The Courier & Advertiser (Angus and Dundee)
Pictish Arts Society to hear talk on key pattern in insular art
The fourth lecture of the 2017-18 season of the Pictish Arts Society, and the first in 2018, will be held on Friday March 16 in association with Angus Alive Museums and Galleries.
The venue is the upstairs gallery of Brechin Museum in High Street, with the lecture, ‘Making Key Pattern in Insular Art’, given by Cynthia Thickpenny.
Abstract ornament, such as interlace and key pattern, dominated much of the insular art of Britain and Ireland between 600AD and 1100AD.

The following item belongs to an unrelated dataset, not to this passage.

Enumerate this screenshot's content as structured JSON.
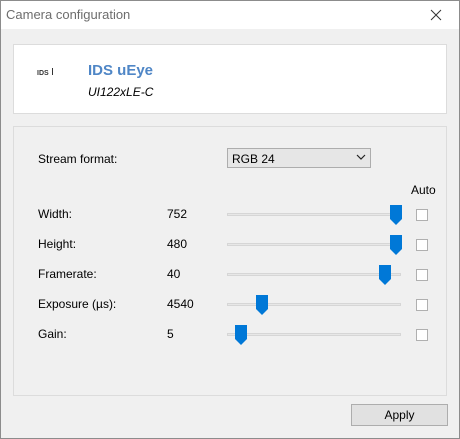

The Picts in particular often carved large, visually prominent and very complex compositions of key pattern on their stone sculpture.
However, previous studies of key pattern have fundamental problems that have limited our understanding of this complicated design.
As a result, past scholars have misunderstood key pattern’s physical structure, and thereby overlooked evidence of medieval artists’ working processes.
In this talk, Cynthia Thickpenny will present a new theoretical approach to analysing key pattern, which not only reveals a more correct understanding of its physical structure but also identifies insular artists’ own conceptions of this pattern.
Cynthia will demonstrate the benefits of her approach by discussing a variety of insular artworks decorated with key pattern, including a Pictish stone panel held in Groam House Museum in Rosemarkie.
Doors open at Brechin Museum at 7pm for a 7.30pm start. Tea, coffee and biscuits will be available after the talks which are free to members and £3 to non-members.